About 500 meals were served at the annual dinner in Oneonta, said Carol Forman, an organizer. This included more than 200 meals at the First United Methodist Church between 12:30 p.m. and 2:30 p.m. In addition, there were about 150 takeouts and 120 deliveries, she said.
Fewer than 400 meals were served at last year's event, but a couple of factors contributed to the group planning for more, Forman said.
The bad economy led Paul Omelia, 45, of Oneonta, and his wife and daughter to attend, he said. He is unemployed, he said, and the dinner provided a chance for the family to share a holiday meal together.
"It helped us out when times are tough," he said. "It's nice to get together and see everyone. It's a community that cares," he said.
His wife, Joanann Omelia, 43, said this is the first year the family attended the dinner.
"I don't have a clue," she said, when asked what the family would do for Christmas dinner without the free meal.
"It's great to see the community come together," she said.
For others, the meal provided an alternative to being alone.
This included Edward Kilpatrick, 84, of Oneonta, whose wife died five years ago. This is the second year he has attended.
"It gets people involved in their community," he said.
With few if any restaurants open, the community event provides a chance for "a nice home-cooked meal" and some companionship, he said.

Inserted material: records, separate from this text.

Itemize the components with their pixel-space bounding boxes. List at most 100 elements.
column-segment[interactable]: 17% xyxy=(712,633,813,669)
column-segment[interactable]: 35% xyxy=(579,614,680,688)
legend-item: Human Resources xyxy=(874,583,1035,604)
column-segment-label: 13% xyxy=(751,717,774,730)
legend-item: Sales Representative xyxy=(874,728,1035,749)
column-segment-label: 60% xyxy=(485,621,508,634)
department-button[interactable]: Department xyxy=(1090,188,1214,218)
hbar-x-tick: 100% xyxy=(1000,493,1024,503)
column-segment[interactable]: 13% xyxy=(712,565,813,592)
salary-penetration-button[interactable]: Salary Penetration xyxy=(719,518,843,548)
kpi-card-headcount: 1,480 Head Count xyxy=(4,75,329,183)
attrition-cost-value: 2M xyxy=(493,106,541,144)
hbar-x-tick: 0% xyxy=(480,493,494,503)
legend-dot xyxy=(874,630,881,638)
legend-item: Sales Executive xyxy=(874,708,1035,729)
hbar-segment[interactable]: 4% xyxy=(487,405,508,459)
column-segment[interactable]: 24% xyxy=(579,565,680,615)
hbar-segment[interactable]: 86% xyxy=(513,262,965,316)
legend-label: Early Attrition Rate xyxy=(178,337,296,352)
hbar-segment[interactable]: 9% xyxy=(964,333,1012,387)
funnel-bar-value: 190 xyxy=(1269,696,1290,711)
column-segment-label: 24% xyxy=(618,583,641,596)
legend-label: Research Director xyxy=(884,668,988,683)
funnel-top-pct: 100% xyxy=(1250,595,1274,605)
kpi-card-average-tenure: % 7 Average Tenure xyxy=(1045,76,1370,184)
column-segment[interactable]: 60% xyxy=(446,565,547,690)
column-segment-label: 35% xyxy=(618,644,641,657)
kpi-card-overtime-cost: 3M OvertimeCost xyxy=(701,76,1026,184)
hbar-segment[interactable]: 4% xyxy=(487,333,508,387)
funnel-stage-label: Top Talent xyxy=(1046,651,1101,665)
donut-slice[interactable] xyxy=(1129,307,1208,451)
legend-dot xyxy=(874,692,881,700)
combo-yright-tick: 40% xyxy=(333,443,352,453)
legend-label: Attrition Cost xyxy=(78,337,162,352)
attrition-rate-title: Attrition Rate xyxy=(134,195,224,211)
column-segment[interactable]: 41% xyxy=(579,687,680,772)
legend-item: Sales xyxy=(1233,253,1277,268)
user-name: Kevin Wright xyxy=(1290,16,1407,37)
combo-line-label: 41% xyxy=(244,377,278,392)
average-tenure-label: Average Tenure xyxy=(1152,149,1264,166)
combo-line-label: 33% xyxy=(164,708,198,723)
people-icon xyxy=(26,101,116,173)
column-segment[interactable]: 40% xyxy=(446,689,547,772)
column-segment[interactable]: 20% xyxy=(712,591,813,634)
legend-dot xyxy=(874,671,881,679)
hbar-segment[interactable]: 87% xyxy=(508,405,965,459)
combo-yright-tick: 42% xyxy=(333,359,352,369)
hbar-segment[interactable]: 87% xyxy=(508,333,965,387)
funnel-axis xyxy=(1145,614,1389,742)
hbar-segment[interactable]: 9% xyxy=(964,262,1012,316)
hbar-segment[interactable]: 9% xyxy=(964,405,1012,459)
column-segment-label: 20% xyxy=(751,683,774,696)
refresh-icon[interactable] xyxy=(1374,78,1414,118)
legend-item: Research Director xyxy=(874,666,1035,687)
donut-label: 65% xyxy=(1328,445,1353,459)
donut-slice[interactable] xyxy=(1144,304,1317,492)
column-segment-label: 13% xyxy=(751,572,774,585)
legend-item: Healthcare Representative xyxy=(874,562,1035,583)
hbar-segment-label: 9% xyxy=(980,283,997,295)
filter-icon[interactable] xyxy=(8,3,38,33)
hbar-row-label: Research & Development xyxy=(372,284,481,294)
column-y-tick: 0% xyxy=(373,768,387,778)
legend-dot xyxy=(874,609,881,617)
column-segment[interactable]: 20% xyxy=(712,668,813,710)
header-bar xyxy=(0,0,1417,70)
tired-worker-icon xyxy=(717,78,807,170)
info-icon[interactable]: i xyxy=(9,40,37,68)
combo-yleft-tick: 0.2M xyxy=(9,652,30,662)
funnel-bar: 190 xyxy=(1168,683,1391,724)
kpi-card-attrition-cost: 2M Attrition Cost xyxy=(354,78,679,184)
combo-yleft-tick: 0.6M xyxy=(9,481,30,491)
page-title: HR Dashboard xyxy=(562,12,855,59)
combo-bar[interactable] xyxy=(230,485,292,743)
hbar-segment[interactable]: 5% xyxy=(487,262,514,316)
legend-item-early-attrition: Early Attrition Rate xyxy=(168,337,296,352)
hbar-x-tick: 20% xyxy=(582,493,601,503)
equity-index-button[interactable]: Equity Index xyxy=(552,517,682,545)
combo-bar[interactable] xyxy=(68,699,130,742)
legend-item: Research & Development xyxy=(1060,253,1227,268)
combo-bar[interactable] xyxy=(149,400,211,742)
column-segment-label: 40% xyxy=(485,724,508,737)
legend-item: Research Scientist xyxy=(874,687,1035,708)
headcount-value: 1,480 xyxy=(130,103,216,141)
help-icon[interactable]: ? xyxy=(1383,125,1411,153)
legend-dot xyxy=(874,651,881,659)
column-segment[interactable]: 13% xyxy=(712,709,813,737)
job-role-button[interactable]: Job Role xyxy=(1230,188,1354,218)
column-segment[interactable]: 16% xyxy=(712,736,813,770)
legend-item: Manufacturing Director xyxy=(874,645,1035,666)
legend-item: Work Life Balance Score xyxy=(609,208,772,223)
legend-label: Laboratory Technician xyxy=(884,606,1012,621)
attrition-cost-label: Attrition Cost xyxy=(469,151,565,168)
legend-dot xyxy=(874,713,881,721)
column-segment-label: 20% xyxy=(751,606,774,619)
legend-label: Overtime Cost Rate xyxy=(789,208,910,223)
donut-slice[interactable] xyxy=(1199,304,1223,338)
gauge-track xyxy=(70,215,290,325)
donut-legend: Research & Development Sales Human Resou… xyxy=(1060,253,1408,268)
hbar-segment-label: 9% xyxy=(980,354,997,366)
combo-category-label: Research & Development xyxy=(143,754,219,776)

The dinner also provided an opportunity for people to help others.
See MEALS on Page 3
Peter Exton, 57, said his family got the idea to "pitch in" after his daughter and her friends decided to make cookies for the event.
"Its a wonderful sense of community," he said, as he added dinner rolls to plates of turkey and/or ham.
Its provides both an opportunity to see friends and meet new people, he said.
His daughter, Maggie Exton, a junior at Rensselaer Polytechnic Institute said, "I like seeing everyone come together." The family will be having its own Christmas meal later in the day, she said.
This is the 16th year that Jo Terwilliger, of Oneonta, has helped cook the meal with her husband John.
"Just giving of ourselves is what Christmas is all about," she said. She enjoys making people happy and getting hugs from appreciative mealgoers through her volunteering, she said.
"The merchants in the area have been very generous," said Forman, more than making up for a decline in monetary donations for the dinner. None of the food will go to waste, with leftovers being given to local feeding programs or food pantries, she said.